Em um ambiente de incerteza e desconfiança quanto aos resultados da política econômica, o governo mais uma vez tentou a implementação de um novo plano de estabilização, dessa vez o Plano Verão, em janeiro de 1989. Dentre as medidas adotadas, contaram com a desindexação da economia, o congelamento de preços e salários, medidas restritivas de política fiscal e monetária. A correção cambial foi de 17% e os reajustes nos preços foram de 19%, assim como as tarifas públicas em 40%. Buscava a redução do déficit, o estímulo ao setor exportador, o desestímulo das expectativas de alteração nos preços básicos durante o congelamento e a criação de margem de manobra que servissem de apoio para o descongelamento com o eventual atraso desses preços (TEIXEIRA, 1993).

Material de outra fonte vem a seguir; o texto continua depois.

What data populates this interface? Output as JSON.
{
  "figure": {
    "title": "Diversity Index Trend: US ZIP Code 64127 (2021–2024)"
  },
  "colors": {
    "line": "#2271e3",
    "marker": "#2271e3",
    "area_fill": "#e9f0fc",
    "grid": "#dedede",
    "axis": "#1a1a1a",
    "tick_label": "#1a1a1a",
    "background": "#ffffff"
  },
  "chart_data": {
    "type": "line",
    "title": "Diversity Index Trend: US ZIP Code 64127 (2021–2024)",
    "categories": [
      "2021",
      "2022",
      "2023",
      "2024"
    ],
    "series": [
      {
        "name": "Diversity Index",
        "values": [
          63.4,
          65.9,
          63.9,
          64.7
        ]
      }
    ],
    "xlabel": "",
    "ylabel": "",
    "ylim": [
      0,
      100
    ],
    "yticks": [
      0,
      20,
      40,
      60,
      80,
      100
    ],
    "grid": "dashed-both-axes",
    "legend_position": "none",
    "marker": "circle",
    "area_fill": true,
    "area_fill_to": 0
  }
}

As medidas fiscais não alcançaram os resultados pretendidos. Seja pela previsão de aumento da arrecadação via o combate à sonegação, ou por não anteciparem corretamente os efeitos da reforma fiscal da nova Constituição ao eliminar o indexador, ou pela prática de uma política de juros altos tornando vantajoso o atraso do pagamento de impostos. O governo então optou pela utilização da política monetária para todos os objetivos: o desestímulo ao consumo; o impedimento da formação de estoques desnecessários; a contenção da fuga para mercados especulativos; tornar lucrativo o fechamento antecipado dos contratos de câmbio, garantindo o bom desempenho da balança comercial (TEIXEIRA, 1993). Fortemente ortodoxo em sua política monetária, o plano colocou as taxas de juros em níveis elevados, alcançando nos dois primeiros meses 16% em termos reais (BRESSER PEREIRA & NAKANO, 1991).

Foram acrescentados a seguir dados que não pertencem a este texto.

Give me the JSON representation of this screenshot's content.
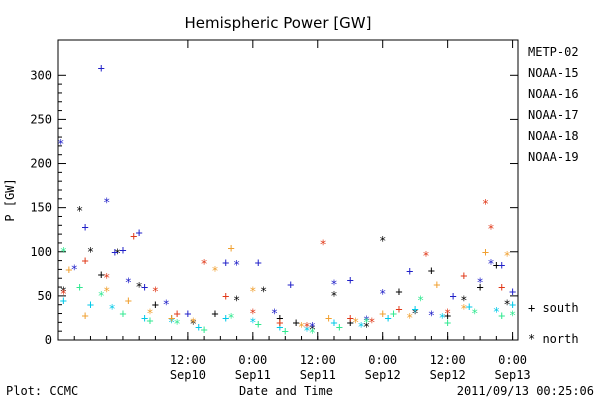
{
  "chart_data": {
    "type": "scatter",
    "title": "Hemispheric Power [GW]",
    "ylabel": "P [GW]",
    "xlabel": "Date and Time",
    "ylim": [
      0,
      340
    ],
    "xlim": [
      "2011-09-09T12:00",
      "2011-09-13T01:00"
    ],
    "yticks": [
      0,
      50,
      100,
      150,
      200,
      250,
      300
    ],
    "xtick_labels": [
      {
        "at": "2011-09-10T12:00",
        "time": "12:00",
        "date": "Sep10"
      },
      {
        "at": "2011-09-11T00:00",
        "time": "0:00",
        "date": "Sep11"
      },
      {
        "at": "2011-09-11T12:00",
        "time": "12:00",
        "date": "Sep11"
      },
      {
        "at": "2011-09-12T00:00",
        "time": "0:00",
        "date": "Sep12"
      },
      {
        "at": "2011-09-12T12:00",
        "time": "12:00",
        "date": "Sep12"
      },
      {
        "at": "2011-09-13T00:00",
        "time": "0:00",
        "date": "Sep13"
      }
    ],
    "legend": {
      "placement": "right",
      "marker_south": "+ south",
      "marker_north": "* north"
    },
    "series": [
      {
        "name": "METP-02",
        "color": "#000000",
        "points": [
          [
            "2011-09-09T13:00",
            55,
            "n"
          ],
          [
            "2011-09-09T16:00",
            146,
            "n"
          ],
          [
            "2011-09-09T18:00",
            100,
            "n"
          ],
          [
            "2011-09-09T20:00",
            74,
            "s"
          ],
          [
            "2011-09-09T23:00",
            98,
            "n"
          ],
          [
            "2011-09-10T03:00",
            60,
            "n"
          ],
          [
            "2011-09-10T06:00",
            40,
            "s"
          ],
          [
            "2011-09-10T09:00",
            25,
            "s"
          ],
          [
            "2011-09-10T13:00",
            18,
            "n"
          ],
          [
            "2011-09-10T17:00",
            30,
            "s"
          ],
          [
            "2011-09-10T21:00",
            45,
            "n"
          ],
          [
            "2011-09-11T02:00",
            55,
            "n"
          ],
          [
            "2011-09-11T05:00",
            25,
            "s"
          ],
          [
            "2011-09-11T08:00",
            20,
            "s"
          ],
          [
            "2011-09-11T11:00",
            12,
            "n"
          ],
          [
            "2011-09-11T15:00",
            50,
            "n"
          ],
          [
            "2011-09-11T18:00",
            20,
            "s"
          ],
          [
            "2011-09-11T21:00",
            15,
            "n"
          ],
          [
            "2011-09-12T00:00",
            112,
            "n"
          ],
          [
            "2011-09-12T03:00",
            55,
            "s"
          ],
          [
            "2011-09-12T06:00",
            30,
            "n"
          ],
          [
            "2011-09-12T09:00",
            79,
            "s"
          ],
          [
            "2011-09-12T12:00",
            28,
            "s"
          ],
          [
            "2011-09-12T15:00",
            45,
            "n"
          ],
          [
            "2011-09-12T18:00",
            60,
            "s"
          ],
          [
            "2011-09-12T21:00",
            85,
            "s"
          ],
          [
            "2011-09-12T23:00",
            40,
            "n"
          ]
        ]
      },
      {
        "name": "NOAA-15",
        "color": "#2020c8",
        "points": [
          [
            "2011-09-09T12:30",
            222,
            "n"
          ],
          [
            "2011-09-09T15:00",
            80,
            "n"
          ],
          [
            "2011-09-09T17:00",
            128,
            "s"
          ],
          [
            "2011-09-09T20:00",
            308,
            "s"
          ],
          [
            "2011-09-09T21:00",
            156,
            "n"
          ],
          [
            "2011-09-09T22:30",
            100,
            "s"
          ],
          [
            "2011-09-10T00:00",
            102,
            "s"
          ],
          [
            "2011-09-10T01:00",
            65,
            "n"
          ],
          [
            "2011-09-10T03:00",
            122,
            "s"
          ],
          [
            "2011-09-10T04:00",
            60,
            "s"
          ],
          [
            "2011-09-10T08:00",
            40,
            "n"
          ],
          [
            "2011-09-10T12:00",
            30,
            "s"
          ],
          [
            "2011-09-10T19:00",
            88,
            "s"
          ],
          [
            "2011-09-10T21:00",
            85,
            "n"
          ],
          [
            "2011-09-11T01:00",
            88,
            "s"
          ],
          [
            "2011-09-11T04:00",
            30,
            "n"
          ],
          [
            "2011-09-11T07:00",
            63,
            "s"
          ],
          [
            "2011-09-11T11:00",
            15,
            "n"
          ],
          [
            "2011-09-11T15:00",
            63,
            "n"
          ],
          [
            "2011-09-11T18:00",
            68,
            "s"
          ],
          [
            "2011-09-11T21:00",
            22,
            "n"
          ],
          [
            "2011-09-12T00:00",
            52,
            "n"
          ],
          [
            "2011-09-12T05:00",
            78,
            "s"
          ],
          [
            "2011-09-12T09:00",
            28,
            "n"
          ],
          [
            "2011-09-12T13:00",
            50,
            "s"
          ],
          [
            "2011-09-12T18:00",
            65,
            "n"
          ],
          [
            "2011-09-12T20:00",
            86,
            "n"
          ],
          [
            "2011-09-12T22:00",
            85,
            "s"
          ],
          [
            "2011-09-13T00:00",
            55,
            "s"
          ]
        ]
      },
      {
        "name": "NOAA-16",
        "color": "#00c8e8",
        "points": [
          [
            "2011-09-09T13:00",
            45,
            "s"
          ],
          [
            "2011-09-09T18:00",
            40,
            "s"
          ],
          [
            "2011-09-09T22:00",
            35,
            "n"
          ],
          [
            "2011-09-10T04:00",
            25,
            "s"
          ],
          [
            "2011-09-10T09:00",
            20,
            "n"
          ],
          [
            "2011-09-10T14:00",
            15,
            "s"
          ],
          [
            "2011-09-10T19:00",
            25,
            "s"
          ],
          [
            "2011-09-11T00:00",
            20,
            "n"
          ],
          [
            "2011-09-11T05:00",
            15,
            "s"
          ],
          [
            "2011-09-11T10:00",
            10,
            "n"
          ],
          [
            "2011-09-11T15:00",
            20,
            "s"
          ],
          [
            "2011-09-11T20:00",
            15,
            "n"
          ],
          [
            "2011-09-12T01:00",
            25,
            "s"
          ],
          [
            "2011-09-12T06:00",
            35,
            "s"
          ],
          [
            "2011-09-12T11:00",
            25,
            "n"
          ],
          [
            "2011-09-12T16:00",
            38,
            "s"
          ],
          [
            "2011-09-12T21:00",
            32,
            "n"
          ],
          [
            "2011-09-13T00:00",
            40,
            "s"
          ]
        ]
      },
      {
        "name": "NOAA-17",
        "color": "#30e890",
        "points": [
          [
            "2011-09-09T13:00",
            100,
            "n"
          ],
          [
            "2011-09-09T16:00",
            60,
            "s"
          ],
          [
            "2011-09-09T20:00",
            50,
            "n"
          ],
          [
            "2011-09-10T00:00",
            30,
            "s"
          ],
          [
            "2011-09-10T05:00",
            22,
            "s"
          ],
          [
            "2011-09-10T10:00",
            18,
            "n"
          ],
          [
            "2011-09-10T15:00",
            12,
            "s"
          ],
          [
            "2011-09-10T20:00",
            25,
            "n"
          ],
          [
            "2011-09-11T01:00",
            18,
            "s"
          ],
          [
            "2011-09-11T06:00",
            10,
            "s"
          ],
          [
            "2011-09-11T11:00",
            8,
            "n"
          ],
          [
            "2011-09-11T16:00",
            15,
            "s"
          ],
          [
            "2011-09-11T21:00",
            20,
            "n"
          ],
          [
            "2011-09-12T02:00",
            30,
            "s"
          ],
          [
            "2011-09-12T07:00",
            45,
            "n"
          ],
          [
            "2011-09-12T12:00",
            20,
            "s"
          ],
          [
            "2011-09-12T17:00",
            30,
            "n"
          ],
          [
            "2011-09-12T22:00",
            28,
            "s"
          ],
          [
            "2011-09-13T00:00",
            28,
            "n"
          ]
        ]
      },
      {
        "name": "NOAA-18",
        "color": "#f0a030",
        "points": [
          [
            "2011-09-09T14:00",
            80,
            "s"
          ],
          [
            "2011-09-09T17:00",
            28,
            "s"
          ],
          [
            "2011-09-09T21:00",
            55,
            "n"
          ],
          [
            "2011-09-10T01:00",
            45,
            "s"
          ],
          [
            "2011-09-10T05:00",
            30,
            "n"
          ],
          [
            "2011-09-10T09:00",
            25,
            "s"
          ],
          [
            "2011-09-10T13:00",
            20,
            "n"
          ],
          [
            "2011-09-10T17:00",
            78,
            "n"
          ],
          [
            "2011-09-10T20:00",
            104,
            "s"
          ],
          [
            "2011-09-11T00:00",
            55,
            "n"
          ],
          [
            "2011-09-11T05:00",
            20,
            "s"
          ],
          [
            "2011-09-11T09:00",
            15,
            "n"
          ],
          [
            "2011-09-11T14:00",
            25,
            "s"
          ],
          [
            "2011-09-11T19:00",
            20,
            "n"
          ],
          [
            "2011-09-12T00:00",
            30,
            "s"
          ],
          [
            "2011-09-12T05:00",
            25,
            "n"
          ],
          [
            "2011-09-12T10:00",
            63,
            "s"
          ],
          [
            "2011-09-12T15:00",
            35,
            "n"
          ],
          [
            "2011-09-12T19:00",
            100,
            "s"
          ],
          [
            "2011-09-12T23:00",
            95,
            "n"
          ]
        ]
      },
      {
        "name": "NOAA-19",
        "color": "#e03818",
        "points": [
          [
            "2011-09-09T13:00",
            52,
            "n"
          ],
          [
            "2011-09-09T17:00",
            90,
            "s"
          ],
          [
            "2011-09-09T21:00",
            70,
            "n"
          ],
          [
            "2011-09-10T02:00",
            118,
            "s"
          ],
          [
            "2011-09-10T06:00",
            55,
            "n"
          ],
          [
            "2011-09-10T10:00",
            30,
            "s"
          ],
          [
            "2011-09-10T15:00",
            86,
            "n"
          ],
          [
            "2011-09-10T19:00",
            50,
            "s"
          ],
          [
            "2011-09-11T00:00",
            30,
            "n"
          ],
          [
            "2011-09-11T05:00",
            20,
            "s"
          ],
          [
            "2011-09-11T10:00",
            15,
            "n"
          ],
          [
            "2011-09-11T13:00",
            108,
            "n"
          ],
          [
            "2011-09-11T18:00",
            25,
            "s"
          ],
          [
            "2011-09-11T22:00",
            20,
            "n"
          ],
          [
            "2011-09-12T03:00",
            35,
            "s"
          ],
          [
            "2011-09-12T08:00",
            95,
            "n"
          ],
          [
            "2011-09-12T12:00",
            30,
            "n"
          ],
          [
            "2011-09-12T15:00",
            73,
            "s"
          ],
          [
            "2011-09-12T19:00",
            154,
            "n"
          ],
          [
            "2011-09-12T20:00",
            126,
            "n"
          ],
          [
            "2011-09-12T22:00",
            60,
            "s"
          ]
        ]
      }
    ]
  },
  "footer": {
    "plot_source": "Plot: CCMC",
    "timestamp": "2011/09/13 00:25:06"
  }
}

Deste modo, os mecanismos de indexação apenas contribuíram para o adiamento da hiperinflação. A inflação sempre esteve em constante processo de aceleração, apenas interrompido pelos congelamentos de preços. Primeiro com o plano Cruzado, em 1986, porém fracassando e, já com o plano Verão, em janeiro de 1989, a inflação acelerou rapidamente, pois os planos contribuíram para a desorganização da economia. A confiança na indexação foi arruinada com o plano Verão, determinando em perda da âncora pelo sistema de preços, acelerando a partir de então (BRESSER PEREIRA & NAKANO, 1991).

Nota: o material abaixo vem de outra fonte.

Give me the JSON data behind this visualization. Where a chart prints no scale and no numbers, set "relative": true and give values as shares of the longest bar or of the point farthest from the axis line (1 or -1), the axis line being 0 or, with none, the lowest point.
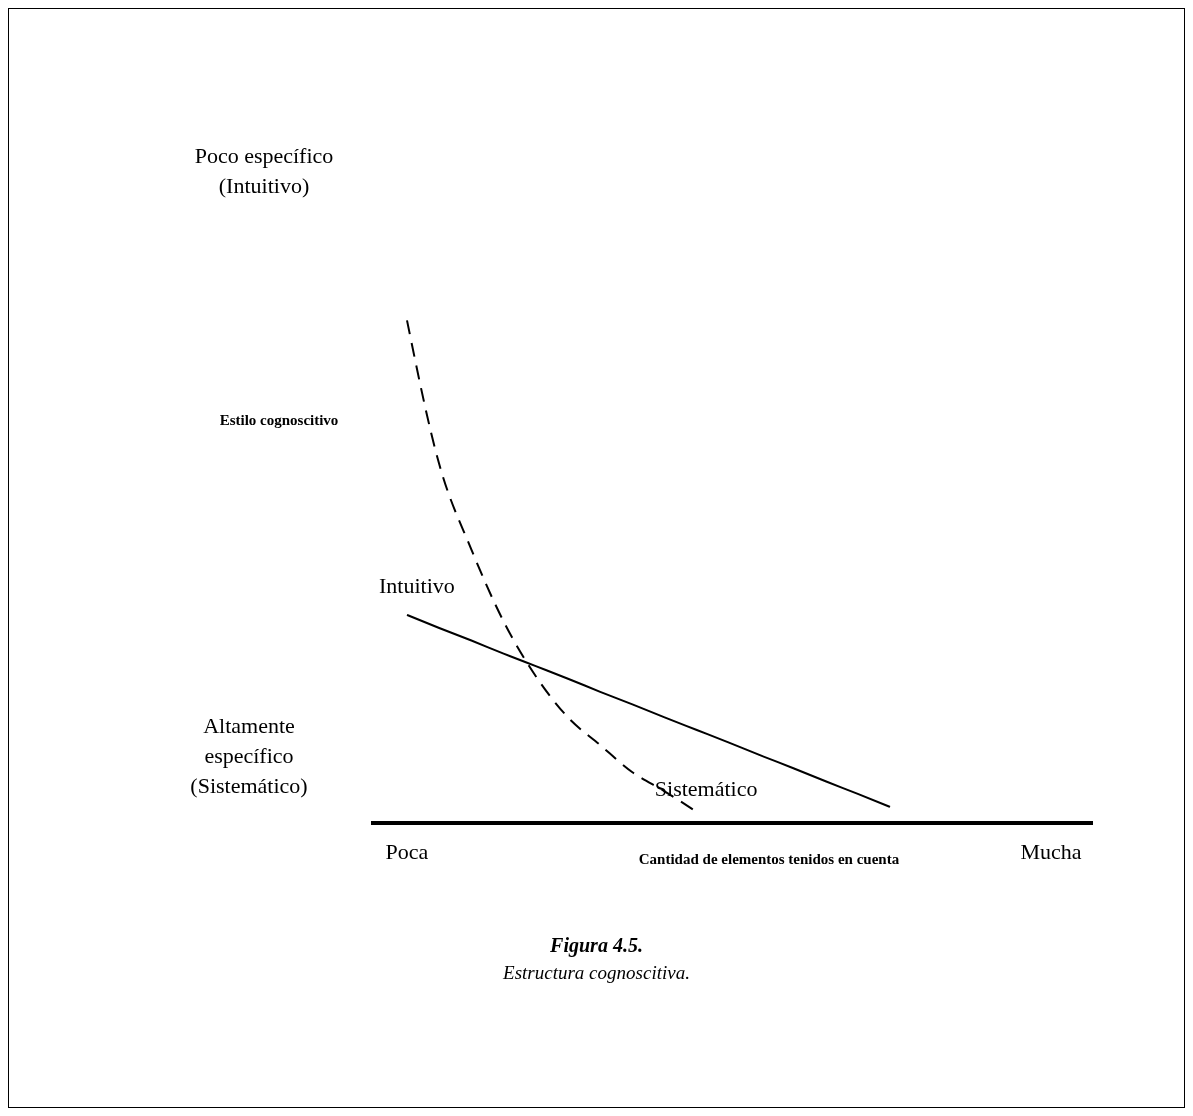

A aceleração da inflação resultou em instabilidade crescente do câmbio e dos juros, comprometendo o padrão monetário da moeda indexada. No processo inflacionário, a moeda

indexada transfigurada em moeda financeira induziu a internalização do superávit comercial e valorizou a riqueza líquida de exportadores e não exportadores. A moeda indexada destruiu as finanças públicas e a confiança nela depositada. Em 1989, a intensificação da fuga de capitais e a ocorrência de transferência da moeda financeira em poder de compra sinalizaram para a hiperinflação (CARNEIRO, 1991). Destarte, a aceleração inflacionária, fruto da saída dos congelamentos, impulsionou a explosão dos preços e consolidou-se em fator de questionamento da indexação e da preservação dos valores patrimoniais. Dúvida crescente entre os agentes em que a expectativa da hiperinflação se consolidou como certa. Portanto, a política econômica de 1989 e 1990 expôs os desequilíbrios em termos de instabilidade dos preços, de crise cambial e do déficit financeiro do setor público servindo como indicador do que poderia ser a adesão a uma política econômica de corte liberal no país (BELLUZZO & ALMEIDA, 2002).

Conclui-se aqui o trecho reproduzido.